I look outside, a grey tinted glimpse of what is after it leaves me stranded and timeless. Besser block bricks and corrugations promising better transportation. Fluorescent blue white illuminates scatterings of both active and passive learnings and the aftermath of the activity. Illuminated eyes connect me and you, I remind myself to speak up


* * *


to

pause.








* * *







A stitching of odd sorts—fabric found and defined from a time I wasn’t here. Gone unnoticed for years. Chopped up, deciphered a new narrative of comfort, warmth and memory. A description of a closet, I once was wishing I were this warm. A weighted description revealing the plurality of meaning, a mise en abyme.








* * *







A mirror of my own identity, a reflection being invisible. A deflection without clarity of its source—the assumption that it is visible, present and obtainable. Reflective still, of sorts, its softened gaze hallucinating. Writing in a moment for




pause




allowing recovery of breath overcoming breathlessness and despair. Disparity between myself and a reflection, lying on a concrete bed the bone coloured hand held reflective object sits abandoned glowing in the hot mid-afternoon sun. The shadow casts so sharply it appears to be hovering.






* * *







A tinted glass shelter, sunshine and sparkling water far over the bicycle lane, footpath and white scaffolding. A corner of a structure, waiting for a bus, an opportunity for something to be sold.

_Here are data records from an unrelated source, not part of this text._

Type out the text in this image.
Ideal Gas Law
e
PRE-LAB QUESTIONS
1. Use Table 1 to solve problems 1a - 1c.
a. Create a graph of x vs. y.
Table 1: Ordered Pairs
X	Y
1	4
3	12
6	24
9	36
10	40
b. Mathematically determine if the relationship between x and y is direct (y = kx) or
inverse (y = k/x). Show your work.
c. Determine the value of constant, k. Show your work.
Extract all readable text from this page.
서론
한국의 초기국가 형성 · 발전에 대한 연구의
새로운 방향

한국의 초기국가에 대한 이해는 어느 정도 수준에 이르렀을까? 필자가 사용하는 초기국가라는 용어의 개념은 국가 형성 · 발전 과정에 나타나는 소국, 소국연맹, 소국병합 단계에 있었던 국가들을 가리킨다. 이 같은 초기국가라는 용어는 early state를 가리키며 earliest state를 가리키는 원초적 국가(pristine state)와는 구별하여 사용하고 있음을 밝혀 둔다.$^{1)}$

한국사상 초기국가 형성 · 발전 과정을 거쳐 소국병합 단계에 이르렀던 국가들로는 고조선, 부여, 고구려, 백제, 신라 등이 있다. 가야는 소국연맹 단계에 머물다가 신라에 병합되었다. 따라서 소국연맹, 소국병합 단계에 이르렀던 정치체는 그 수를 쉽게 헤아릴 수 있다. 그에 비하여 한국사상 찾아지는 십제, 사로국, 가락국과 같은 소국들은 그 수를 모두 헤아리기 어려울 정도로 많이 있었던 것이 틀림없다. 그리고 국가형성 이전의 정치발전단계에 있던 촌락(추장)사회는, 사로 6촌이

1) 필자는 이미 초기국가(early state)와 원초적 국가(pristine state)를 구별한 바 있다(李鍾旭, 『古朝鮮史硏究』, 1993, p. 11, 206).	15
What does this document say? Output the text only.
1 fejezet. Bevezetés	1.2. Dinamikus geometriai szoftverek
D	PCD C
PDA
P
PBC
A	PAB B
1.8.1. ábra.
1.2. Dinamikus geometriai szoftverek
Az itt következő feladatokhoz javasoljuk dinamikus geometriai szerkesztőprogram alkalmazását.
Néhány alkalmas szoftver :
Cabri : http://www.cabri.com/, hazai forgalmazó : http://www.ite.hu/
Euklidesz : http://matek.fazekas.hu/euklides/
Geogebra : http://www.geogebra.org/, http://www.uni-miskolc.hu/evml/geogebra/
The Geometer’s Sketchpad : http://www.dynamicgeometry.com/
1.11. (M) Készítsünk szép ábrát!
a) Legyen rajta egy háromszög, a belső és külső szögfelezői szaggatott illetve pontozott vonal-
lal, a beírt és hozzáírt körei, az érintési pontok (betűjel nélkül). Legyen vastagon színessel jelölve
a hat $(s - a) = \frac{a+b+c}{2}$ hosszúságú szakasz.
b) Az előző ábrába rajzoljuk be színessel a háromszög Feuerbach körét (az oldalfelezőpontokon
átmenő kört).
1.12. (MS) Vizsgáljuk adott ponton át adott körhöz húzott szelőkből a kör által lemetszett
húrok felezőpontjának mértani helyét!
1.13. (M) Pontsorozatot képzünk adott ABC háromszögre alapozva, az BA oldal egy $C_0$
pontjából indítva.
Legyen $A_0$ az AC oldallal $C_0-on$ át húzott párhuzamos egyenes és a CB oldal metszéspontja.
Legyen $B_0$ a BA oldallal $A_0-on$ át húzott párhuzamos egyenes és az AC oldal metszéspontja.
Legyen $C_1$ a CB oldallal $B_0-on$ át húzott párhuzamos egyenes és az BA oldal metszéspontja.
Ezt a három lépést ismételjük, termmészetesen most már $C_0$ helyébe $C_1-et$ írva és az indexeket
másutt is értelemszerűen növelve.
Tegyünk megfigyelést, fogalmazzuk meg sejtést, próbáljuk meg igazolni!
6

A poster in situ, an advertisement of alarm, a perfume ad? Posing in bliss or capturing despair—breathlessness; beauty or tragedy. Viewing as a bystander, standing by just wanting to get home. Stillness in the image embedded as civic signage. A photograph sits where opportune advertisements engage.


Parched lifeless on a beach of pebbles, smooth and refreshing sunshine slides over a face. Colourless, a black and white representation but with coloured skin, dark top—foreground of pebbles a horizon of her upside down head with shoulders either side. The weight of her consciousness rests heavy. A background of blank motionless water graduating in darkness towards the depths until a linear line of clear grey sky.


Ribbed reflection refraction on the glass housing of the image from the sunshine illuminating through the shelter.